07:23 AM EDT, 10/11/2024 (MT Newswires) -- TD Bank (TD.TO, TD) and U.S. regulators on Thursday disclosed the details of the global settlement related to anti-money laundering (AML) issues. The financial impact of the items outlined by TD - including asset reduction, higher AML compliance costs) - are in-line with the company's current 2025 forecasts, National Bank said, adding that the restrictions and penalties could weigh on the stock long-term.
TD had already identified US$500 million of compliance costs in fiscal 2025 (already in National's forecasts), but this figure could be repeated in fiscal 2026, analyst Gabriel Dechaine notes.

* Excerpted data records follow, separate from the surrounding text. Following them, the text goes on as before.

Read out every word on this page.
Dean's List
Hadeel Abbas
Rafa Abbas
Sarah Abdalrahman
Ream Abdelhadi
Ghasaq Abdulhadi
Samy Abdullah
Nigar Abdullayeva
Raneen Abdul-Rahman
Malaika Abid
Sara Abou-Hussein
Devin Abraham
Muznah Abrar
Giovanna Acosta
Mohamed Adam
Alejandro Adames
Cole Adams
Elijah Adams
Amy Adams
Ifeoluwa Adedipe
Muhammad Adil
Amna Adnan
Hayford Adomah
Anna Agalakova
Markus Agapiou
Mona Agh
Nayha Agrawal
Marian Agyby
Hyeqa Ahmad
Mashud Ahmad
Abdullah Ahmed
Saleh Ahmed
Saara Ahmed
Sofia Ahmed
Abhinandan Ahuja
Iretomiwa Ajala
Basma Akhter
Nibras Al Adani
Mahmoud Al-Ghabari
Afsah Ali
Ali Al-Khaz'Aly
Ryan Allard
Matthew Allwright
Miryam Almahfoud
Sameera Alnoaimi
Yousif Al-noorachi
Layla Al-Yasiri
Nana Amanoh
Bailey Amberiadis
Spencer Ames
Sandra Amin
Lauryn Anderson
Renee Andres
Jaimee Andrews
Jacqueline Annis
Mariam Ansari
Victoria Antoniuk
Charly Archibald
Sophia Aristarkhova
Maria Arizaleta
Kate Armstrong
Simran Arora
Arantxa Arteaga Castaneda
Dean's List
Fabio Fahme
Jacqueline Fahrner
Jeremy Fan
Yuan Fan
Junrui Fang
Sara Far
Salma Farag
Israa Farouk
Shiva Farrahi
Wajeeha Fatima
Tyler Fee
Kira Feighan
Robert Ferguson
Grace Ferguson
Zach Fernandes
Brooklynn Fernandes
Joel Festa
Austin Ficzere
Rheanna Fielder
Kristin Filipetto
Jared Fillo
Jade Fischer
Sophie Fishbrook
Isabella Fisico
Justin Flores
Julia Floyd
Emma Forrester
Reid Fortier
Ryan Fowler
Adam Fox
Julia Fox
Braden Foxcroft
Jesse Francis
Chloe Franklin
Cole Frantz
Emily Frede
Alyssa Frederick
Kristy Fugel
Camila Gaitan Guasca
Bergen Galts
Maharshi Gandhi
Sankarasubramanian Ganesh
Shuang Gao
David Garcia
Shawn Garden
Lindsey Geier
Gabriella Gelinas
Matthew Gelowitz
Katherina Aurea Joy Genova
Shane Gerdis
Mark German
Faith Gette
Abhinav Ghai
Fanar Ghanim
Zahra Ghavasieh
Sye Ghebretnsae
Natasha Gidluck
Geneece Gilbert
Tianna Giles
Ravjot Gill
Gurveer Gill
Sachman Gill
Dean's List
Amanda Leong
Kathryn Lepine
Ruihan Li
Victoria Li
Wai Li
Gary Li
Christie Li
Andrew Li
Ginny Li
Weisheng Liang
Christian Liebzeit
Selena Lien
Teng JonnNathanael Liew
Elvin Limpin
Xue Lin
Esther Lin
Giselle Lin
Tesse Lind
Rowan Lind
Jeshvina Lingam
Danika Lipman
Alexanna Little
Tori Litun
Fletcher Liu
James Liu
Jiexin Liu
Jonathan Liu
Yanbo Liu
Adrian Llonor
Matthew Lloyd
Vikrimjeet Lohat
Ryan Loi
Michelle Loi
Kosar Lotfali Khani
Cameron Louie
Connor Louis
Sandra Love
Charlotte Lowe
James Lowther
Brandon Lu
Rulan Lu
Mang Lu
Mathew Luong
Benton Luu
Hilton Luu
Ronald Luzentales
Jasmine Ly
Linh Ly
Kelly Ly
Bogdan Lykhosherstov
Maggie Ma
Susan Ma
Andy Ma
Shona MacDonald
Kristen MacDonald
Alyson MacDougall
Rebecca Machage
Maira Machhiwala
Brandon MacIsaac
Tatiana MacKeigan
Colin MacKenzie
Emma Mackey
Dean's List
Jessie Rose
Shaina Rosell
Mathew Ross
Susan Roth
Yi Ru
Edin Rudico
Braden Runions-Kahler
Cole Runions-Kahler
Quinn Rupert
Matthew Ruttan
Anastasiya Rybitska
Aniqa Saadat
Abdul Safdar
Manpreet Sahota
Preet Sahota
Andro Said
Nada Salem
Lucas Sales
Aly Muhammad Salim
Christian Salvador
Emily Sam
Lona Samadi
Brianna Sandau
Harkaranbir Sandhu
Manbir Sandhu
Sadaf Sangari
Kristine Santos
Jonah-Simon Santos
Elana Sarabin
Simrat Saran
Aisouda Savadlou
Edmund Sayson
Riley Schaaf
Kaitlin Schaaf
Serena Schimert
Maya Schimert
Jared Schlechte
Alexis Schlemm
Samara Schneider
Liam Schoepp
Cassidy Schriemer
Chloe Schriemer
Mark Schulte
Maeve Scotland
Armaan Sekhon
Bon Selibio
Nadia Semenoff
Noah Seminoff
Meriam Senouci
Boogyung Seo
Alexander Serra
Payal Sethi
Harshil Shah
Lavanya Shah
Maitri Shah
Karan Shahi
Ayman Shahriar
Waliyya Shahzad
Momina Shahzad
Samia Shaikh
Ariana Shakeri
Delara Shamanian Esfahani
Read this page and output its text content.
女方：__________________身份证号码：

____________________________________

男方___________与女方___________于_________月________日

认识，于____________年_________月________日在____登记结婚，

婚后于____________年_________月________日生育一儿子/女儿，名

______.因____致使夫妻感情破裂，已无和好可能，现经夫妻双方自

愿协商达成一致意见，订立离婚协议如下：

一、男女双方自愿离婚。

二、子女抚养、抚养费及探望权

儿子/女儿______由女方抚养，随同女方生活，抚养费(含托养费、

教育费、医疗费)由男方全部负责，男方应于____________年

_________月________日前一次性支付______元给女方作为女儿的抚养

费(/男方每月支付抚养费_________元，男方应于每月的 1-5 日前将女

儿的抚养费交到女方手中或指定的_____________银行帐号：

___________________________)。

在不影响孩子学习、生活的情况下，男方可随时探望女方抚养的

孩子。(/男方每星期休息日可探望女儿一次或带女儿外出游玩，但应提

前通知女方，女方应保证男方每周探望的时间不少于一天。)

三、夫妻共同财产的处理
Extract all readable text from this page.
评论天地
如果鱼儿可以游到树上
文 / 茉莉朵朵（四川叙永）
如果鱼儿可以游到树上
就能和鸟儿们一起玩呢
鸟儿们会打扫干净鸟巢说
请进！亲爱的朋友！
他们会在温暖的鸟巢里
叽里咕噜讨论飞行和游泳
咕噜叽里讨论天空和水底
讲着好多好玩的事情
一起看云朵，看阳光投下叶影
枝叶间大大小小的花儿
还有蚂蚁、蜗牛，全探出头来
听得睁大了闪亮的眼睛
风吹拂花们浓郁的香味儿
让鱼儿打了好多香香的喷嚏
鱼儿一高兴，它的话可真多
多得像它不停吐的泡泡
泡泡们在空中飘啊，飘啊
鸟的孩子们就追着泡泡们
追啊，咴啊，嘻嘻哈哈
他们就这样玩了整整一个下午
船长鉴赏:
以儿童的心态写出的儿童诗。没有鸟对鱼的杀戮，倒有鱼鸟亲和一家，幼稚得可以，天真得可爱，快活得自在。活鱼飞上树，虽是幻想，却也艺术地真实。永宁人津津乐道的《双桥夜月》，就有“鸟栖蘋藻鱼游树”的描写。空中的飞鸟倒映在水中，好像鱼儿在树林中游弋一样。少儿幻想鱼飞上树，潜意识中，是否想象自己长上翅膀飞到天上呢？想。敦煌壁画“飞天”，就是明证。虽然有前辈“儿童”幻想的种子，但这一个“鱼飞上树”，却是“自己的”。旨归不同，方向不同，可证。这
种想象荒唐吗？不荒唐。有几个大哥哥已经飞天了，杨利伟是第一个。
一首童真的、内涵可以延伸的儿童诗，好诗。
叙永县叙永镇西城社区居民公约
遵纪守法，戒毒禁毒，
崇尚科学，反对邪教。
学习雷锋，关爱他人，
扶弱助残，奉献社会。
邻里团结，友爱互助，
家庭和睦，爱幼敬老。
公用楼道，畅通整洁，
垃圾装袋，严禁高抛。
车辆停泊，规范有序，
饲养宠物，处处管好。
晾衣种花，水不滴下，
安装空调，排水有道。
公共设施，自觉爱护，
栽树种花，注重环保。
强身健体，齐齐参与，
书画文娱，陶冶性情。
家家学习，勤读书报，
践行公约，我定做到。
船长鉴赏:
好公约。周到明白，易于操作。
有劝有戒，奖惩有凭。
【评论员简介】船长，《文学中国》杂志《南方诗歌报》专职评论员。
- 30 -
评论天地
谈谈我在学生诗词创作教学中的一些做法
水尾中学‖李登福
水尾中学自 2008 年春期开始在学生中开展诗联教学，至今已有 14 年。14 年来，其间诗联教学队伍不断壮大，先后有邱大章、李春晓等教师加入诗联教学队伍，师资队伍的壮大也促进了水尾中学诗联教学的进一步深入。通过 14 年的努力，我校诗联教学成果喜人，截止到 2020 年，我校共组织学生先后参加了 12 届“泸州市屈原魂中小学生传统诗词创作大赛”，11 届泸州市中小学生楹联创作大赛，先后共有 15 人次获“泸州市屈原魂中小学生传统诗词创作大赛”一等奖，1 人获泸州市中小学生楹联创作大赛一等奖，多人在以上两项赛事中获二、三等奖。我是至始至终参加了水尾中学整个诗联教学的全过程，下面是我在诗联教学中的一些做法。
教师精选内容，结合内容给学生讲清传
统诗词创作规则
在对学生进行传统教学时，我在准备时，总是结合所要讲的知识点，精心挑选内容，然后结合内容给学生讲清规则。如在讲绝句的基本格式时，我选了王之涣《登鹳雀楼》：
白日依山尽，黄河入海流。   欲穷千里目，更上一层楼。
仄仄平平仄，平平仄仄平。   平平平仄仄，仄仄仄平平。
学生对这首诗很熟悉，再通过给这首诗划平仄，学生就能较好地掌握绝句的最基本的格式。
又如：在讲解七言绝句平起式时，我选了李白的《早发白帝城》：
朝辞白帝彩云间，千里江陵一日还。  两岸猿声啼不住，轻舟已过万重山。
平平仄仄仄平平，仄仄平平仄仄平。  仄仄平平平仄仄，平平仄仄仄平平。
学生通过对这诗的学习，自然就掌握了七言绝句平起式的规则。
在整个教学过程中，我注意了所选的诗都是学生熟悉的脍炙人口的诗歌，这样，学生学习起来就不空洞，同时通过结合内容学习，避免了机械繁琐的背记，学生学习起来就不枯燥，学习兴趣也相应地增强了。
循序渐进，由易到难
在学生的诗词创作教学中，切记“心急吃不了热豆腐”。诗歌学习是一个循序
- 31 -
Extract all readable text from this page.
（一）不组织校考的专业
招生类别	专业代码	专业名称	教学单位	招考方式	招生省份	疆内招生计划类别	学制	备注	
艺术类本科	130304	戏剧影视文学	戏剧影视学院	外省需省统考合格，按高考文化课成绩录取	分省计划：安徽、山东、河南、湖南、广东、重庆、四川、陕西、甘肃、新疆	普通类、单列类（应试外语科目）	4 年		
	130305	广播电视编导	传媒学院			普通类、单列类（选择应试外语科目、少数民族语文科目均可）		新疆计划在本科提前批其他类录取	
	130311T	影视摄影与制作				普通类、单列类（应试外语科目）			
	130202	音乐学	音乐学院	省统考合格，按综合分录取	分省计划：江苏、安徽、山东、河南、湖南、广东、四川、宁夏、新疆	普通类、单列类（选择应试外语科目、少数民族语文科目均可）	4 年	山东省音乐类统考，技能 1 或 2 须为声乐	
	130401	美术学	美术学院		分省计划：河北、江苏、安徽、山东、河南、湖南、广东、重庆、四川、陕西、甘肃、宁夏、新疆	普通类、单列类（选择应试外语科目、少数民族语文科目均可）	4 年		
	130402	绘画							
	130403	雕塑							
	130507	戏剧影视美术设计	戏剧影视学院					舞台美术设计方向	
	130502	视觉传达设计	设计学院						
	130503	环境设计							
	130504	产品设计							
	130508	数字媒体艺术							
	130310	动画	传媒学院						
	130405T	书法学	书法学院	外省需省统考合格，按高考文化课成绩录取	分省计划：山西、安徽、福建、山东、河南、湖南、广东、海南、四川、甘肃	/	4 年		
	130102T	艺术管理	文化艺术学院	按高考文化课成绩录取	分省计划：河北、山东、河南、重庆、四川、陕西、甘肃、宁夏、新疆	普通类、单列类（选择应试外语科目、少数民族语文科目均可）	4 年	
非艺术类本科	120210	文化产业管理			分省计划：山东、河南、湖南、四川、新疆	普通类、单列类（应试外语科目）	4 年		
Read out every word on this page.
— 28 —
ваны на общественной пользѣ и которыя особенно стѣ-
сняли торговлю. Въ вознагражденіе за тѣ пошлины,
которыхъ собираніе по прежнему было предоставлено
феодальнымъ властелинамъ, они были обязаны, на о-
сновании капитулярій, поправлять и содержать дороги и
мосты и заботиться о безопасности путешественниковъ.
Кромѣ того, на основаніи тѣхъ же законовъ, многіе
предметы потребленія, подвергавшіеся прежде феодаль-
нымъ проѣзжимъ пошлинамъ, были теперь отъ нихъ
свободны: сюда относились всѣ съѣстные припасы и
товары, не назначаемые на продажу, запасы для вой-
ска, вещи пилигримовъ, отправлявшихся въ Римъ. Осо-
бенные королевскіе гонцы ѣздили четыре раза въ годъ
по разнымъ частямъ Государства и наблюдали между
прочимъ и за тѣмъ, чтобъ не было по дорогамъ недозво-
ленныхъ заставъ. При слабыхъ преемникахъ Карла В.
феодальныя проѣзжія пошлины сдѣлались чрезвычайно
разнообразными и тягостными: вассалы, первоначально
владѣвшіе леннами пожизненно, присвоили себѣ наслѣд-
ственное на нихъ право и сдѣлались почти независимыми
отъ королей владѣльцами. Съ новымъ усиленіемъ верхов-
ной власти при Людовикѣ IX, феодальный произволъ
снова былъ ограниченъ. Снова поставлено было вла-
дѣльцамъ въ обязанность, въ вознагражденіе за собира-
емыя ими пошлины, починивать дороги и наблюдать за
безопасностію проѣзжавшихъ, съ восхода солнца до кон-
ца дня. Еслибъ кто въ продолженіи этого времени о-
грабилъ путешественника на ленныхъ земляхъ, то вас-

An asset cap restriction also limits the growth potential of TD's U.S. P&C operation, which has accounted for 30% of its earnings over the past year, Dechaine writes. The bank plans to trim its U.S. asset base by 10% in order to "create capacity to continue to serve our customers while maintaining buffer to asset cap." This is expected to cut pre-tax NII by US$200-225 million over fiscal 2025.
TD expects to offset the revenue erosion via the sale of lower yielding securities and subsequent re-investment into higher yielding ones. This is forecast to generate a revenue uplift of US$300-500 million in fiscal 2025 and will more than offset the impact of asset/loan reductions.
National Bank rates TD sector perform with a $78 target price.